By Mike Baker, brandrepublic.com, Wednesday, 19 October 2011 08:00AM
So there I was, sitting across the table from David Cameron at the cabinet table at Number 10, as you do.
Bang in the PM’s eyeline and pretty much on the naughty step, representing the outdoor industry in connection with sexualised imagery in outdoor advertising.
Allegedly there’s too much of it. Or that’s what Reg Bailey said, and he wrote the Bailey Report about letting children be children and not exposing them to too many nasties on their way to adulthood.
Perfectly laudable goal, by the way. I have children too and would do all in my power to protect them.
The thing is, advertising does tend to use sex to sell. When you look hard at it, there’s some sort of come-on, or body pose, or steamy setting, or mood lighting, or sultry overtones found in ads for products as diverse as perfume, swimwear, lingerie, footwear, cosmetics, jeans, entertainment and motors.
And therein lies the problem. What constitutes sexualisation, and how far is too far?
Reg Bailey wants us to create placement restrictions on sexualised ads to keep them away from the proximity of schools, mosques, churches and other sensitive locations.

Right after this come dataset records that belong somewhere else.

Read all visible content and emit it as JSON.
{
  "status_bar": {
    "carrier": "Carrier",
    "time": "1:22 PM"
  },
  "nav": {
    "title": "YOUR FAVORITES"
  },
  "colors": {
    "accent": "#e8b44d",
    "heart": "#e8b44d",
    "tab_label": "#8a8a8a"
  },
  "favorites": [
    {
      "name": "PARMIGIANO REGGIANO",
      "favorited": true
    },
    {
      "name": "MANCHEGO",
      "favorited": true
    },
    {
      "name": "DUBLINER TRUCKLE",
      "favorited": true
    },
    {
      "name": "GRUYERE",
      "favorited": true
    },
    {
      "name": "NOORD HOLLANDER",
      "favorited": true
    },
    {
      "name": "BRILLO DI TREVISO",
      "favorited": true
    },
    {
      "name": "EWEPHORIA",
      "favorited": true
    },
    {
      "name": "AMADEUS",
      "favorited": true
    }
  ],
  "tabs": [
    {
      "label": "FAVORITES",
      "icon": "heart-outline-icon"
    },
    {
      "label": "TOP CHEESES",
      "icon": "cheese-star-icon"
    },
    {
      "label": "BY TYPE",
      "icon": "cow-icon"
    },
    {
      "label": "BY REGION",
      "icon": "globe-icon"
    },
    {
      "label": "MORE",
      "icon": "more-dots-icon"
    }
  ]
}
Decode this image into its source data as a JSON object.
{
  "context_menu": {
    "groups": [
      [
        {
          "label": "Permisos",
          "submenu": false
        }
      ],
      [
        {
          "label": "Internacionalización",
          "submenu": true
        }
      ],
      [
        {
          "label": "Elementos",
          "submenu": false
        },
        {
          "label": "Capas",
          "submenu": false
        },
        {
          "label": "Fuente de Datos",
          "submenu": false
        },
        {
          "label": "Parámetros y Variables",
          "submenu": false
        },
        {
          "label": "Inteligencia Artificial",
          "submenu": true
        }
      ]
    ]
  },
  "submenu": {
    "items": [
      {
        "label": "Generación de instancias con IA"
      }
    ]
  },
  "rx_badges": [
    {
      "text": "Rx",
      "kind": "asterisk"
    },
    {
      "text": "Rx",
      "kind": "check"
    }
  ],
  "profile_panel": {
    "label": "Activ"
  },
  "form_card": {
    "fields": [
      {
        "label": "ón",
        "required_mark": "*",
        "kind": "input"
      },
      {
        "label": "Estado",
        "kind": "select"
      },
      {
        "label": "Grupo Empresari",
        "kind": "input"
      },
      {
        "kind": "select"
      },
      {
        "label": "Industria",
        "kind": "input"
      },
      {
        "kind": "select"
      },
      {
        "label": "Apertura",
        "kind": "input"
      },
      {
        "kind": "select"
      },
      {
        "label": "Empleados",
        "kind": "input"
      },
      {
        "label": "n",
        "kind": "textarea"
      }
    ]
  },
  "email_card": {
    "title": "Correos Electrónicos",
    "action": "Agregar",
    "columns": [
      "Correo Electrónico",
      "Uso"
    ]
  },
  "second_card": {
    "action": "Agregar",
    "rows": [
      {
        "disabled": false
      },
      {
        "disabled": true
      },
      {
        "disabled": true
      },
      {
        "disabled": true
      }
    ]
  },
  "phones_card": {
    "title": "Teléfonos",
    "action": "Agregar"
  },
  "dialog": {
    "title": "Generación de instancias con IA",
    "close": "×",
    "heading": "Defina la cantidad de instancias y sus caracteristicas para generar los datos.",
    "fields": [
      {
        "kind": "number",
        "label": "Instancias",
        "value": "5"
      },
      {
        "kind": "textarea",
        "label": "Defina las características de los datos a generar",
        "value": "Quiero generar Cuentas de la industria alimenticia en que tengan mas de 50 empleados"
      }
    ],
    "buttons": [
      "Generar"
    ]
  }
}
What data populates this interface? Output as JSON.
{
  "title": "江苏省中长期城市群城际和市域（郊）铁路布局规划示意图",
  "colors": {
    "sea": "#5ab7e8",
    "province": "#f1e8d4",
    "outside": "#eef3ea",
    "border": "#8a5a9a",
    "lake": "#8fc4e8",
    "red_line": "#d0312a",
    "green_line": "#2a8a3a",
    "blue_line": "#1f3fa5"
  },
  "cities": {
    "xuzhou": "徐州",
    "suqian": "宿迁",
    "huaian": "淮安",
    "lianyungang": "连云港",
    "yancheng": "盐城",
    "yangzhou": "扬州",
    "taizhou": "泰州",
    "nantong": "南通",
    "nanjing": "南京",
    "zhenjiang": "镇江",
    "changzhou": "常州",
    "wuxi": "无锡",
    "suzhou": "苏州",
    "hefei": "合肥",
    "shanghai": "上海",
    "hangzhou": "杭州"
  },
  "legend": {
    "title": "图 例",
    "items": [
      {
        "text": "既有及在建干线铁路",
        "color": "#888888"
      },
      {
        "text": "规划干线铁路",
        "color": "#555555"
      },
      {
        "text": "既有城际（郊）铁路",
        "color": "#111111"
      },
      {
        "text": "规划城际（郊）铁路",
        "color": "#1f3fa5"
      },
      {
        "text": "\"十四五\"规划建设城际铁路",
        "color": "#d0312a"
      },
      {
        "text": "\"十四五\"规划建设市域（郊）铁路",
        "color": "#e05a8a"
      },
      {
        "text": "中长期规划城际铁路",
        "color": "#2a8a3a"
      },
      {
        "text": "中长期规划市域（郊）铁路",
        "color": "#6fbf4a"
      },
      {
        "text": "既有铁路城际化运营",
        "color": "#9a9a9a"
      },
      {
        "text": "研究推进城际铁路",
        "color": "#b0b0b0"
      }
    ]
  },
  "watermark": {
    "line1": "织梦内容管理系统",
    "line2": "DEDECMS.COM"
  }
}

The outdoor industry already does that with alcohol, after all, so why not with other products?
We can and we will, but it’s more complicated than that. For one thing, condom and STD health messages are overtly about sex, and might easily provoke little Susan to ask all sorts of embarrassing questions of her mum.
But many would say the best place for such advertising is bang outside schools, topping up whatever sex education takes place within the school gates. So we are back to those tricksy definitions again.
Then there’s timing. The media buyer needs to tell us, at the point of booking, that the client is planning a potentially offensive campaign and requires special placement.
But as we all know, the left hand knoweth not what the right hand doeth, a lot of the time.
Sometimes even the UK client knoweth not a lot either, because the copy is coming in from Italy, or France, or all points East.
But the biggest challenge remains drawing the new line on what is allowable.
The outdoor industry has already taken steps to control lapdancing ads and sex shop ads.
The ASA, which does an excellent job for our industry, and responds to every single complaint, has used stock photos to suggest the type of imagery which might get referred to adjudication.
The OMC is doing further qual and quant research through the Ad Association’s Credos division as to which actual live ads really cause offence.
My own hunch is that the British public has a problem with very few outdoor ads. We are a long way from the days of FCUK and Benetton, after all.
Total complaints about all outdoor campaigns in 2010 numbered fewer than 2,000, and the majority of these complaints were not about indecency, but about inaccurate or misleading claims, like broadband speeds.
Last Monday I was phoned by the BBC researching material for the One Show. Could I direct them to some "billboard locations with raunchy ads on", the caller wanted to know, so they could film them?
In all honesty I couldn’t. But I did ask him to let me know if he found any. So the programme had to make do with those ASA stock photos instead.
Perhaps predictably 'Hello Boys' has featured, wags might say prominently, in press coverage on this subject over the past week.
Well, that ad last ran seventeen years ago, in 1994.
I find it instructive that the journos can’t drum up more offensive and more recent material.
But tellingly, would 'Hello Boys' even make it through the net at all these days?
I really hope it still would as it was a brilliant piece of creative and also won our Outdoor Hall of Fame contest earlier this year.